Snowden leaks reveal government agencies snooped 'leaky' smartphone apps

US and UK government intelligence agencies targeted Angry Birds among a number of 'leaky' smartphone for the mass collection of private user data.

So reports The Guardian, citing top-secret documents it acquired via former CIA employee and NSA contractor Edward Snowden.


According to the report, the NSA its UK counterpart GCHQ have secretly targeted popular iPhone and Android games and apps in a bid to scoop up masses of user data as it passes between users' devices to online servers.

Personal data transmitted by these apps, usually for the use of publishers and advertisement platforms, could include the device make, model and its unique ID code, as well as more user-specific data including age, gender, location, email address, IP-address, user names and passwords.

Angry Birds maker Rovio, which has seen over a billion Angry Birds downloads, has denied all knowledge of government snooping.

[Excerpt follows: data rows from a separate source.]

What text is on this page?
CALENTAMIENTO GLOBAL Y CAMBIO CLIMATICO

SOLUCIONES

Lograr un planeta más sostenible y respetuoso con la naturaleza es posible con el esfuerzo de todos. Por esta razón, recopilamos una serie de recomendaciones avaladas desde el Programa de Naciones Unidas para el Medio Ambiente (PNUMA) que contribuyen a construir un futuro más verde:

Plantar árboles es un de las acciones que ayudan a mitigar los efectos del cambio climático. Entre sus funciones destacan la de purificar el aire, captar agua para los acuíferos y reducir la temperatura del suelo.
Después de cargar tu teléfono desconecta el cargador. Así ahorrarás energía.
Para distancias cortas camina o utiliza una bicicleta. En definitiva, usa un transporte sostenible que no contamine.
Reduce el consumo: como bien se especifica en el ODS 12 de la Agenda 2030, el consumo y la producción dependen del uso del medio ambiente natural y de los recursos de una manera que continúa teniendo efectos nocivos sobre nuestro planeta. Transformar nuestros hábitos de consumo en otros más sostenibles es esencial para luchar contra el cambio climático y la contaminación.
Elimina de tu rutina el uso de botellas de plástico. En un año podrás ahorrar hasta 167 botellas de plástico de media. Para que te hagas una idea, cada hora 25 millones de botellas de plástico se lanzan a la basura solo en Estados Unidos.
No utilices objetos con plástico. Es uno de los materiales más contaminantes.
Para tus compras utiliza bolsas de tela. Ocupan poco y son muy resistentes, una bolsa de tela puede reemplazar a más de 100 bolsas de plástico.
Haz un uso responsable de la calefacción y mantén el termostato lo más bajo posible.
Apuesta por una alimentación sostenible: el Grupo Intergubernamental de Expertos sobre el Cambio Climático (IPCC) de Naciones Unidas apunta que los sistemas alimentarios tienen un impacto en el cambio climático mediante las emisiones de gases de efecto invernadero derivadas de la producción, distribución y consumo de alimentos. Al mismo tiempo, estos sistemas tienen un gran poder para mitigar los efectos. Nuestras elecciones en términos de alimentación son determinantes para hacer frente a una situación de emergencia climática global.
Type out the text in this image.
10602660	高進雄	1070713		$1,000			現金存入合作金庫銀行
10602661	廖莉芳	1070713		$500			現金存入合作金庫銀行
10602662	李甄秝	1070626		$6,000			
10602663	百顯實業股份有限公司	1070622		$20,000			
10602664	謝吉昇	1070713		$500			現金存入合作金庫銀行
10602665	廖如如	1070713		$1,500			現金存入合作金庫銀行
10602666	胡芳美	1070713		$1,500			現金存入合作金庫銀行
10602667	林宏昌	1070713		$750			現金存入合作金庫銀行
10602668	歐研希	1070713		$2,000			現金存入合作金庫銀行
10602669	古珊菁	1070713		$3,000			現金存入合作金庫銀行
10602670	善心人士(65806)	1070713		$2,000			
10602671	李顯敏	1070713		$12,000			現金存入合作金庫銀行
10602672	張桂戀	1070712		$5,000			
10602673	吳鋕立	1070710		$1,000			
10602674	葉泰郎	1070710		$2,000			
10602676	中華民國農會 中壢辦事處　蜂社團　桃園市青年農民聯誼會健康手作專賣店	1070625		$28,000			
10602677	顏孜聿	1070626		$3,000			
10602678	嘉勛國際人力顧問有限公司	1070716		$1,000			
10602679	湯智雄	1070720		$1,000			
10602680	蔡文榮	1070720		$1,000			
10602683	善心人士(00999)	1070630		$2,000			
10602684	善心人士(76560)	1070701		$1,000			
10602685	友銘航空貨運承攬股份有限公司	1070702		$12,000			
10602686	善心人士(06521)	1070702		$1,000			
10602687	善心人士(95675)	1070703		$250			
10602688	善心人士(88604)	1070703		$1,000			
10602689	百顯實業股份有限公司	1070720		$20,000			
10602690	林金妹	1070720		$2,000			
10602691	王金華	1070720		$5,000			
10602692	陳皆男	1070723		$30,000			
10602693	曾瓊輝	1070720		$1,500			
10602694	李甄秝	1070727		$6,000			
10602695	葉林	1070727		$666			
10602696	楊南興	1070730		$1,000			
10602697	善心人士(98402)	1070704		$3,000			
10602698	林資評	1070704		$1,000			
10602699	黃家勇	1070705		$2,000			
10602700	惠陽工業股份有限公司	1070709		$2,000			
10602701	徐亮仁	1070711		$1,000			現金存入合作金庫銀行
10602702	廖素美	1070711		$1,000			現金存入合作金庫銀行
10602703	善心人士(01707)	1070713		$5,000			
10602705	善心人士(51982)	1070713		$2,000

"Rovio doesn't have any previous knowledge of this matter, and have not been aware of such activity in 3rd party advertising networks," said Rovio VP of marketing and communications Saara Bergström to The Guardian.

"Nor do we have any involvement with the organizations you mentioned [NSA and GCHQ]," they added.

Rovio's privacy policy states that the firm "collects, stores, and uses your personal information as a data controller in connection with and in order to provide and develop Rovio's products, mobile applications, services and websites".

This is the latest report stemming from last year's Snowden leaks, which sparked controversy over the sharing of user data from the world's biggest software companies (Apple, Google, Microsoft et al) with government agencies.

Microsoft came under significant scrutiny regarding its privacy policies. In July 2013 it was reported that Microsoft supplied email and Skype details to the NSA. The corporation said it was legally bound to not discuss the matter openly. It later denied all knowledge of the alleged government surveillance of Xbox Live activity.